A maior aspiração de Buenos enquanto político era ser chefe da Polícia, não a polícia dele que, essa, ele detestava, porque achava que não passavam de gordos, parasitas e medrosos, mas a outra polícia. Os momentos mais felizes da sua alegre vida na Câmara tinha-os Buenos quando ocorriam eventos desportivos, em que a Polícia estava em peso. Buenos chegava ao local de forma triunfal, colocava-se em sentido e batia a continência aos agentes. A seguir iniciava aquela amena cavaqueira em que assuntos como o futebol, o governo e gajas vinham ao de cima. Quando via algum opositor entre a assistência, Buenos aproximava-se dum agente e iniciava um banal diálogo sobre o tempo, os turistas ou o aumento de vencimentos dos agentes, sempre com o polegar apontado para trás para dar a entender que o tema de conversa era esse tal sujeito e que supostamente estaria a dar instruções para o deter. Olhava várias vezes para trás e ria-se. Os mais incautos amedrontavam-se e fugiam com receio de serem detidos. Já foste meu marmelo, dizia Buenos triunfante.
Já da sua polícia Buenos, se pudesse, mandava-os a todos plantar couves para o campo. Cambada de malandros, dizia ele para os correligionários políticos.
Recorda com frequência um episódio ocorrido numa conhecida praça da cidade, em que mais uma vez teve que apelar aos serviços dos amaldiçoados agentes.
São Félix era o empreiteiro que ganhava todas as obras na cidade. Ganhava ele as obras e Buenos prendas, como relógios caros, viagens, automóveis topo de gama e até apartamentos que ele combinava para que continuassem em nome do construtor para não levantar suspeitas, não fosse algum energúmeno da oposição denunciar junto das autoridades.
O São Félix ganhou a construção dum parque de estacionamento subterrâneo, mas exigiu a Buenos que todo o estacionamento à superfície fosse pago e bem pago, mais caro do que debaixo da terra, de forma a que todos passassem para o andar de baixo e ele tivesse mais lucro e pudesse dar mais prendas a Buenos.
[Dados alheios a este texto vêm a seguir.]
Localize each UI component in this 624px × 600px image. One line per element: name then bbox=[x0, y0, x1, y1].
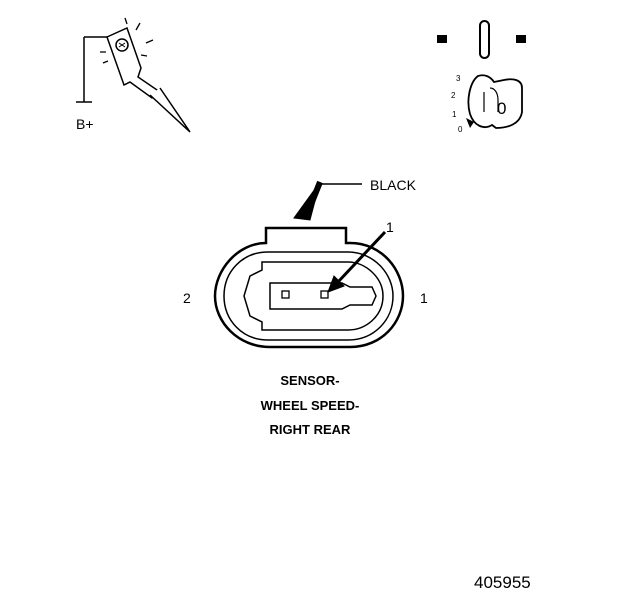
figure-number: 405955 bbox=[474, 573, 531, 592]
key-position-pointer bbox=[466, 118, 474, 128]
terminal-callout-number: 1 bbox=[386, 219, 394, 235]
connector-title-line-1: SENSOR- bbox=[280, 373, 339, 388]
test-light-probe bbox=[76, 17, 191, 133]
b-plus-label: B+ bbox=[76, 116, 94, 132]
connector-cavity bbox=[243, 261, 384, 331]
key-slot-icon bbox=[479, 20, 490, 59]
wheel-speed-sensor-connector bbox=[213, 226, 405, 349]
terminal-callout-leader bbox=[336, 230, 387, 284]
light-rays-icon bbox=[100, 17, 154, 64]
ignition-position-1: 1 bbox=[452, 110, 457, 119]
switch-marker-right bbox=[516, 35, 526, 43]
ignition-position-3: 3 bbox=[456, 74, 461, 83]
probe-tip bbox=[149, 87, 191, 133]
connector-title-line-2: WHEEL SPEED- bbox=[261, 398, 360, 413]
ignition-position-0: 0 bbox=[458, 125, 463, 134]
ignition-switch bbox=[437, 20, 526, 129]
color-callout bbox=[293, 180, 362, 221]
probe-body bbox=[106, 26, 162, 99]
probe-bulb-icon bbox=[115, 38, 129, 52]
ignition-key-icon bbox=[467, 74, 523, 129]
terminal-callout bbox=[327, 230, 387, 293]
connector-title-line-3: RIGHT REAR bbox=[270, 422, 352, 437]
terminal-callout-arrowhead bbox=[327, 275, 345, 293]
connector-inner-seal bbox=[223, 251, 394, 341]
pin-label-right: 1 bbox=[420, 290, 428, 306]
ignition-key-label: 0 bbox=[497, 99, 506, 118]
switch-marker-left bbox=[437, 35, 447, 43]
pin-label-left: 2 bbox=[183, 290, 191, 306]
ignition-position-2: 2 bbox=[451, 91, 456, 100]
connector-color-label: BLACK bbox=[370, 177, 417, 193]
terminal-1 bbox=[320, 290, 329, 299]
terminal-2 bbox=[281, 290, 290, 299]
connector-outer-shell bbox=[213, 226, 405, 349]
terminal-carrier bbox=[269, 282, 377, 310]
Este tipo de conversa deixava Buenos louco de felicidade.
O problema é que ninguém gostava de pagar parque só para ir ao banco, tomar um café ou ir almoçar a casa da sogra. E Buenos sabia disso perfeitamente, tanto que aproveitava os locais de cargas e descargas para deixar lá o seu carrinho, enquanto tratava dos assuntos que o apoquentavam no dia-a-dia.
Até que um dia o local estava todo ocupado e Buenos não tinha lugar: filhos da pruta que me andam a dar cabo da vida, vociferava ele. Ligou para o Bino, chefe da polícia e perguntou:
Onde tão teus homes pá?
Tão a trabalhar.
Chama-os já aqui para vir multar estes caragos que abusam da pacência dum home.
Lá chegados os agentes trataram de cumprir ordens, vindas de dentro do automóvel de Buenos, o qual se escondia para o pessoal não saber que era ele que estava por trás da malfeitoria.
O primeiro a ser multado ia ser um BMW, mas o agente foi rapidamente dissuadido: pá esse não boi, deve ser do Doutor Celestino, és tolo? Multa aí esse Fiat 127.
De repente chega o dono: questa merda pá?
O senhor está no cargas e descargas.
Estou porque estou a descarregar.
Vai lavar as cuecas pá! Ouviu-se de repente.
Espaço livre e Buenos ocupa a seu bel-prazer, toma um café, vê se a conta bancária já está a actualizada com o vencimento do empreiteiro e ainda foi dar um beijo à mulher que tinha uma nova funcionária a quem ele andava a piscar o olho.